Konieczne fundamenty
W Polsce działania w kierunku wdrożenia smart city podjęły m.in. Rzeszów, Gdańsk, Kraków, Bielsko-Biała i Środa Wielkopolska. Ich przedstawiciele zgodnie podkreślają, że inteligentne rozwiązania na poziomie miasta należy budować na fundamencie tego, co już istnieje. Trzeba też zacząć od ustalenia długoterminowej strategii rozwoju i od definicji celów. Warto wybrać projekty o najwyższym priorytecie dla mieszkańców miasta, a następnie konsekwentnie je realizować.
Ciekawym przykładem miasta, które osiągnęło najwyższy w Polsce wskaźnik tzw. stopnia inteligencji – wg rankingu przeprowadzonego w ramach „European Smart City Projekt”, przygotowanego przez Politechnikę Wiedeńską (www.smart-cities.eu) – jest Rzeszów. – Już w 2008 r., przyjmując do realizacji Strategię Marki Rzeszowa oraz Program Promocji Miasta Rzeszowa na lata 2009–2013, wyznaczyliśmy kierunki rozwoju wpisujące się w ideę smart city. Ich celem była budowa miasta innowacyjnego, które w sposób synergiczny łączyć będzie innowacyjne zarządzanie miastem, zaawansowane technologie, innowacyjną naukę, kulturę i sztukę oraz innowacyjny biznes i inicjatywy obywatelskie – mówi T. Ferenc. Jak przekonuje, na przestrzeni tych lat zainicjowano wiele zintegrowanych przedsięwzięć budujących wizerunek miasta nowoczesnego, skomunikowanego, dbającego o środowisko naturalne oraz o zdrowie i bezpieczeństwo mieszkańców. Najważniejsze zrealizowane przedsięwzięcia, budujące markę „Rzeszów – stolica innowacji”, stanowiące odpowiedź na aktualne i przyszłe potrzeby nowoczesnego społeczeństwa oraz bazę dla rozwoju innych sfer inteligentnego miasta, dotyczyły: zintegrowanego transportu, systemu zaopatrzenia w wodę i gospodarki odpadami, inwestycje w bazę edukacyjną. Obejmowały też szerokopasmowy Internet i zarządzanie miastem z flagowym projektem pn. „Punkty Obsługi Mieszkańca w Centrach Handlowych” oraz innowacyjne obiekty architektoniczne, jak okrągła kładka dla pieszych (fot. 3).
– Rzeszów planuje przedsięwzięcia w sposób długofalowy.
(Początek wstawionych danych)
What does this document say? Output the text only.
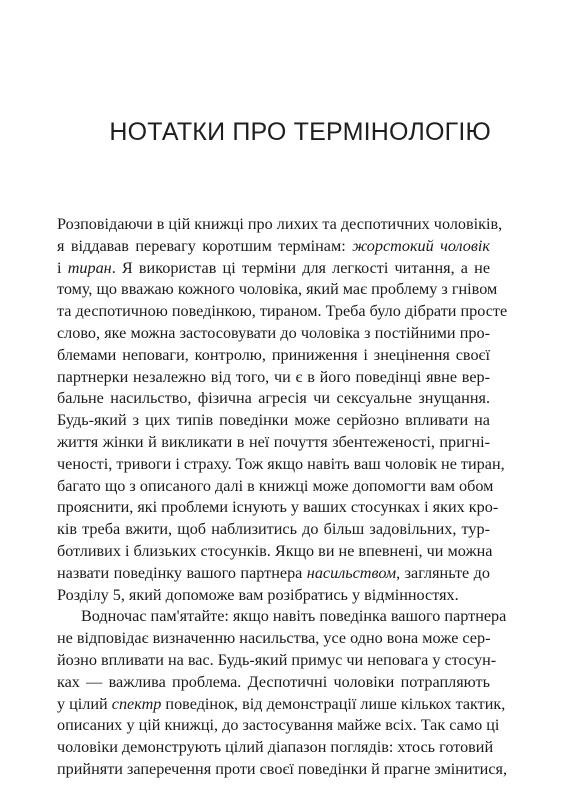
НОТАТКИ ПРО ТЕРМІНОЛОГІЮ
Розповідаючи в цій книжці про лихих та деспотичних чоловіків,
я віддавав перевагу коротшим термінам: жорстокий чоловік
і тиран. Я використав ці терміни для легкості читання, а не
тому, що вважаю кожного чоловіка, який має проблему з гнівом
та деспотичною поведінкою, тираном. Треба було дібрати просте
слово, яке можна застосовувати до чоловіка з постійними про-
блемами неповаги, контролю, приниження і знецінення своєї
партнерки незалежно від того, чи є в його поведінці явне вер-
бальне насильство, фізична агресія чи сексуальне знущання.
Будь-який з цих типів поведінки може серйозно впливати на
життя жінки й викликати в неї почуття збентеженості, пригні-
ченості, тривоги і страху. Тож якщо навіть ваш чоловік не тиран,
багато що з описаного далі в книжці може допомогти вам обом
прояснити, які проблеми існують у ваших стосунках і яких кро-
ків треба вжити, щоб наблизитись до більш задовільних, тур-
ботливих і близьких стосунків. Якщо ви не впевнені, чи можна
назвати поведінку вашого партнера насильством, загляньте до
Розділу 5, який допоможе вам розібратись у відмінностях.
Водночас пам'ятайте: якщо навіть поведінка вашого партнера
не відповідає визначенню насильства, усе одно вона може сер-
йозно впливати на вас. Будь-який примус чи неповага у стосун-
ках — важлива проблема. Деспотичні чоловіки потрапляють
у цілий спектр поведінок, від демонстрації лише кількох тактик,
описаних у цій книжці, до застосування майже всіх. Так само ці
чоловіки демонструють цілий діапазон поглядів: хтось готовий
прийняти заперечення проти своєї поведінки й прагне змінитися,
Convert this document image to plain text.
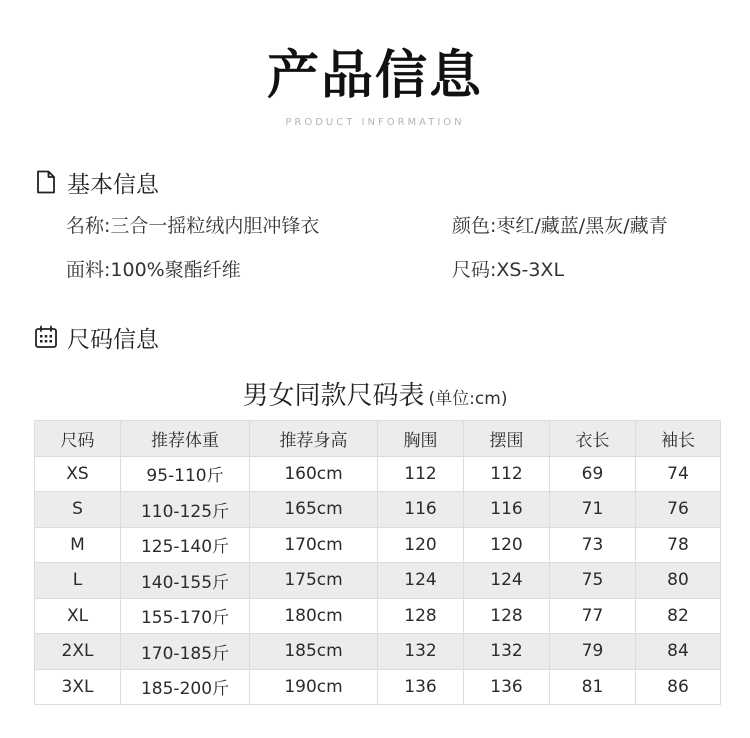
产品信息
PRODUCT INFORMATION
基本信息
名称:三合一摇粒绒内胆冲锋衣	颜色:枣红/藏蓝/黑灰/藏青
面料:100%聚酯纤维	尺码:XS-3XL
尺码信息
男女同款尺码表 (单位:cm)
尺码	推荐体重	推荐身高	胸围	摆围	衣长	袖长
XS	95-110斤	160cm	112	112	69	74
S	110-125斤	165cm	116	116	71	76
M	125-140斤	170cm	120	120	73	78
L	140-155斤	175cm	124	124	75	80
XL	155-170斤	180cm	128	128	77	82
2XL	170-185斤	185cm	132	132	79	84
3XL	185-200斤	190cm	136	136	81	86
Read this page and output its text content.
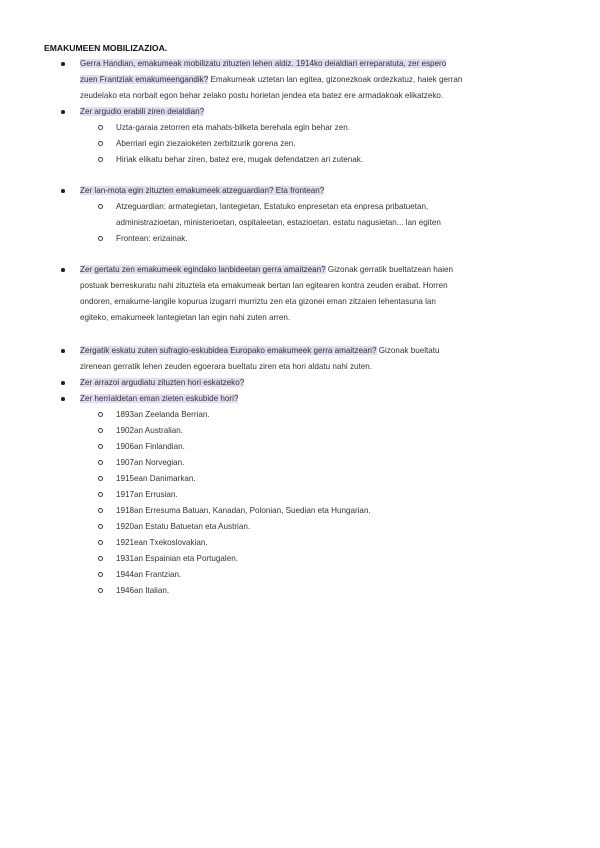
EMAKUMEEN MOBILIZAZIOA.
Gerra Handian, emakumeak mobilizatu zituzten lehen aldiz. 1914ko deialdiari erreparatuta, zer espero
zuen Frantziak emakumeengandik? Emakumeak uztetan lan egitea, gizonezkoak ordezkatuz, haiek gerran
zeudelako eta norbait egon behar zelako postu horietan jendea eta batez ere armadakoak elikatzeko.
Zer argudio erabili ziren deialdian?
Uzta-garaia zetorren eta mahats-bilketa berehala egin behar zen.
Aberriari egin ziezaioketen zerbitzurik gorena zen.
Hiriak elikatu behar ziren, batez ere, mugak defendatzen ari zutenak.
Zer lan-mota egin zituzten emakumeek atzeguardian? Eta frontean?
Atzeguardian: armategietan, lantegietan, Estatuko enpresetan eta enpresa pribatuetan,
administrazioetan, ministerioetan, ospitaleetan, estazioetan. estatu nagusietan... lan egiten
Frontean: erizainak.
Zer gertatu zen emakumeek egindako lanbideetan gerra amaitzean? Gizonak gerratik bueltatzean haien
postuak berreskuratu nahi zituztela eta emakumeak bertan lan egitearen kontra zeuden erabat. Horren
ondoren, emakume-langile kopurua izugarri murriztu zen eta gizonei eman zitzaien lehentasuna lan
egiteko, emakumeek lantegietan lan egin nahi zuten arren.
Zergatik eskatu zuten sufragio-eskubidea Europako emakumeek gerra amaitzean? Gizonak bueltatu
zirenean gerratik lehen zeuden egoerara bueltatu ziren eta hori aldatu nahi zuten.
Zer arrazoi argudiatu zituzten hori eskatzeko?
Zer herrialdetan eman zieten eskubide hori?
1893an Zeelanda Berrian.
1902an Australian.
1906an Finlandian.
1907an Norvegian.
1915ean Danimarkan.
1917an Errusian.
1918an Erresuma Batuan, Kanadan, Polonian, Suedian eta Hungarian.
1920an Estatu Batuetan eta Austrian.
1921ean Txekoslovakian.
1931an Espainian eta Portugalen.
1944an Frantzian.
1946an Italian.
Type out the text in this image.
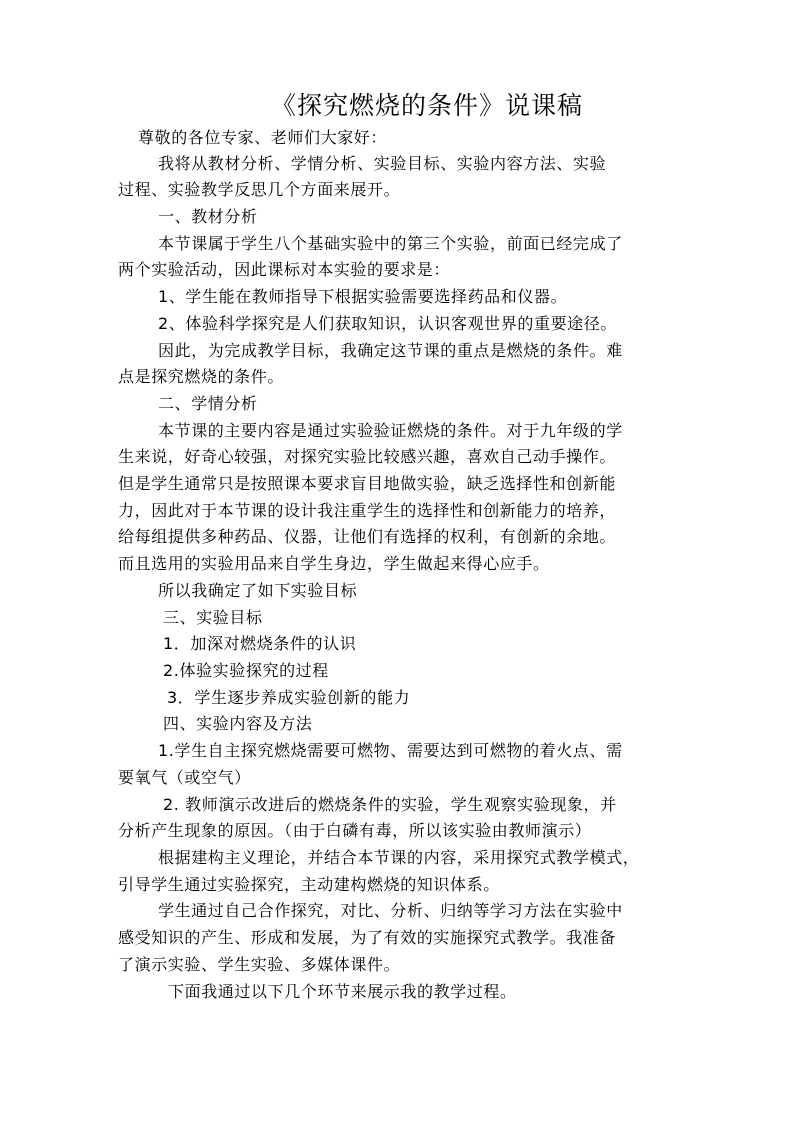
《探究燃烧的条件》说课稿
尊敬的各位专家、老师们大家好：
我将从教材分析、学情分析、实验目标、实验内容方法、实验
过程、实验教学反思几个方面来展开。
一、教材分析
本节课属于学生八个基础实验中的第三个实验，前面已经完成了
两个实验活动，因此课标对本实验的要求是：
1、学生能在教师指导下根据实验需要选择药品和仪器。
2、体验科学探究是人们获取知识，认识客观世界的重要途径。
因此，为完成教学目标，我确定这节课的重点是燃烧的条件。难
点是探究燃烧的条件。
二、学情分析
本节课的主要内容是通过实验验证燃烧的条件。对于九年级的学
生来说，好奇心较强，对探究实验比较感兴趣，喜欢自己动手操作。
但是学生通常只是按照课本要求盲目地做实验，缺乏选择性和创新能
力，因此对于本节课的设计我注重学生的选择性和创新能力的培养，
给每组提供多种药品、仪器，让他们有选择的权利，有创新的余地。
而且选用的实验用品来自学生身边，学生做起来得心应手。
所以我确定了如下实验目标
三、实验目标
1．加深对燃烧条件的认识
2.体验实验探究的过程
3．学生逐步养成实验创新的能力
四、实验内容及方法
1.学生自主探究燃烧需要可燃物、需要达到可燃物的着火点、需
要氧气（或空气）
2. 教师演示改进后的燃烧条件的实验，学生观察实验现象，并
分析产生现象的原因。（由于白磷有毒，所以该实验由教师演示）
根据建构主义理论，并结合本节课的内容，采用探究式教学模式，
引导学生通过实验探究，主动建构燃烧的知识体系。
学生通过自己合作探究，对比、分析、归纳等学习方法在实验中
感受知识的产生、形成和发展，为了有效的实施探究式教学。我准备
了演示实验、学生实验、多媒体课件。
下面我通过以下几个环节来展示我的教学过程。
Obecnie w ramach Aktualizacji Strategii Marki i Programu Promocji Miasta Rzeszowa na lata 2014-2020 wyznaczone zostały cztery kierunki rozwoju: Rzeszów – centrum biznesu, Rzeszów – centrum turystyki biznesowej i dystrybucji ruchu turystycznego, Rzeszów – dynamiczny ośrodek akademicki oraz Rzeszów – kierunek smart city – wylicza T. Ferenc i podkreśla, iż w koncepcję smart city wpisuje się realizacja programu transportowego (w tym m.in. system obszarowego sterowania ruchem, system informacji pasażerskiej, e-bilet, polityka parkingowa), wdrażanie projektów związanych z ochroną środowiska, edukacją, wsparciem przedsiębiorczości, np. rozwój ekosystemów start-upowych, kontynuacja programu „Innowacyjna Architektura, Innowacyjne Planowanie Przestrzenne”, a także programy rewitalizacji miejskich osiedli. Rzeszów jako smart city poprzez swoje działania chce zapewnić mieszkańcom wysoką jakość życia, chce inspirować lokalną społeczność i włączać ją do procesu tworzenia przestrzeni miejskiej, a przez to kształcić i przyciągać talenty, które decydować będą o jego atrakcyjności i dynamice rozwoju.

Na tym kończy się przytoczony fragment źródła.